From the declarations Fatmir Xhafaj issued in a long press conference after the supposed surrender of his brother to the Italian authorities, the following statements could be obtained:
- The amended extradition article does not apply to my brother because he was not tried in absentia but had a lawyer appointed by him present in court.
- My brother Agron was involved in criminal activity as a young man, he was 22, and now, after 16 years, he is called upon to pay for something he did when he was another Agron (that is, when he was younger.)
- I’m not responsible for what my brother did 16 years ago.
- My brother Agron never violated any Albanian laws, so he is a normal, regular citizen.
- I did nothing to protect him, because he did not need me to. The Italians never requested his extradition.
- My brother went to Italy of his own free will. He sacrificed himself to avoid causing me problems.
- In Italy, he still has to carry out his sentence, but in Albania his sentence was prescribed and he wouldn’t have to spend a single day in prison.
- The anti-mafia law does not apply to my brother because he did nothing in Albania.
- I am dignified and inflexible, I will fight “crime” in Albania and spare none.

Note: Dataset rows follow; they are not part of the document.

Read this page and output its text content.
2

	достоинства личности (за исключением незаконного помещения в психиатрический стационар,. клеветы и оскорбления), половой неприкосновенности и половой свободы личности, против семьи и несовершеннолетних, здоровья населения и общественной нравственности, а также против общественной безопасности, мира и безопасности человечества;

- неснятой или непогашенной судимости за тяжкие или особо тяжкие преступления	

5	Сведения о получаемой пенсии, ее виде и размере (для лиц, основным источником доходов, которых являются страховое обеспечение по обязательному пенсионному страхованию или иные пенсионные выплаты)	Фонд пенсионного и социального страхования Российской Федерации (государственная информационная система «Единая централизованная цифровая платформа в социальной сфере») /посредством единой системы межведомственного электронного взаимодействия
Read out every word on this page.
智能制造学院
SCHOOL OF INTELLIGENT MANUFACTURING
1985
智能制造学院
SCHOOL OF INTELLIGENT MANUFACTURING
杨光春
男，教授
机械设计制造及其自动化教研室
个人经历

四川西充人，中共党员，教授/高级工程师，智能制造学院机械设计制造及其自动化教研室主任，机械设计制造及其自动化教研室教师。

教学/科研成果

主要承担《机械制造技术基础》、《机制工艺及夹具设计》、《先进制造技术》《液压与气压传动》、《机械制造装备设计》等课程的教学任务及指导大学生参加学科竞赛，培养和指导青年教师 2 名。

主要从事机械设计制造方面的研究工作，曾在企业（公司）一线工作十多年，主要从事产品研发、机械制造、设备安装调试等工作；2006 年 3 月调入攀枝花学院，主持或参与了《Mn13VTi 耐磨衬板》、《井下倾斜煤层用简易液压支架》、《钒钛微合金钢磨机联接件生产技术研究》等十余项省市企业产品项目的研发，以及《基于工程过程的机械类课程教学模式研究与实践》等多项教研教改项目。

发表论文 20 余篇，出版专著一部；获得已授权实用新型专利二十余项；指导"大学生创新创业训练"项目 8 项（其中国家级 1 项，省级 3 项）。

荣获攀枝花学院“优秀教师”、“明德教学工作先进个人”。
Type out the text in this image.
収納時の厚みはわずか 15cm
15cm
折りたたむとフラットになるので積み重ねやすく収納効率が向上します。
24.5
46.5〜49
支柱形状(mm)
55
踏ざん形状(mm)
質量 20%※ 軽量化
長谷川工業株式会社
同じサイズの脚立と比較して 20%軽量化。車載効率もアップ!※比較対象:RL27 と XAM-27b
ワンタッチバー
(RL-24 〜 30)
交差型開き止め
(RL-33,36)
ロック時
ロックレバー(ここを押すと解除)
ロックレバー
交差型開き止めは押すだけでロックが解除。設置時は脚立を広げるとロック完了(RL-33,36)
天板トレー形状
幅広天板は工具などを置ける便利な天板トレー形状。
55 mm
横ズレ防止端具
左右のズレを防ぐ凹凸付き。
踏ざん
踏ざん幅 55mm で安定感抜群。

In short, a story lifted from an Oliver Twist-esque book, in which his little brother, looking to make a living in immigration, fell victim to bad company, but rehabilitated himself in Albania after being deported from Italy, which never put him on a wanted list. And now he has been so redeemed that, after 16 years, he is willing to surrender himself to the Italian authorities, without having to, just to help his brother continue to be the protagonist of the Albanian fight against drug trafficking.
And to think he almost made it, because, according to our law, he had reached the end of the prescription, so he was actually almost forgiven for all his sins of youth.
What one can read in Fatmir Xhafaj’s story, and in the discourse of his supporters, is a world clearly divided in two: on one side the homeland, Albania, the safe harbor, within which all her children have the right to find a safe haven, protected by the great Albanian family; on the other the country where the Albanians, driven by poverty, went to search wealth and fortune, and where the rules are different, but it’s like a game, if you don’t get caught, you win, and, as a reward, you get to go back to Albania to enjoy the fruits of the dangers you had to face and to deal with.
What you do, or what you’ve done there – dealing drugs, pimping, robbing villas, killing, or anything else – is another story, and it does not matter here, and this is why it is natural that we must defend our children from the “unjust” justice of Europe, avoiding extraditions whenever possible, at least for those trials in which “our own” have been tried in absentia because they have managed to find refuge in Albania.
This is the exclusive moral duty of the Albanian government and ministers: defending their citizens; helping them to improve their economic conditions and the economic conditions of their families, who constitute the Albanian nation; protecting the injured parties overseas is not our problem, it is theirs. Two different worlds, two different stories, two different justices: Albanian justice on Albanian land, foreign justice on foreign land.
It seems as if Minister Xhafaj and his supporters consider Europe and Albania as two different places, such that the Albanian “pirates” have the right to go to Europe and acquire booty, to then return to Albania, their modern-day Tortuga, so they can enjoy the fruits of their righteous looting.
If this were the approach every member state took with the EU, we would be looking at a true massacre: citizens of every member state, free to commit any criminal act in another state, secure in the knowledge that they could return to their country at any time and, so, escape any penalty and enjoy the fruits of their “labors” in peace.
This approach would have taken the EU straight back to the Middle Ages.
Is this the integration approach the Rama government will choose? One that will turn Albania into a modern-day Tortuga, squat in the middle of the European Union?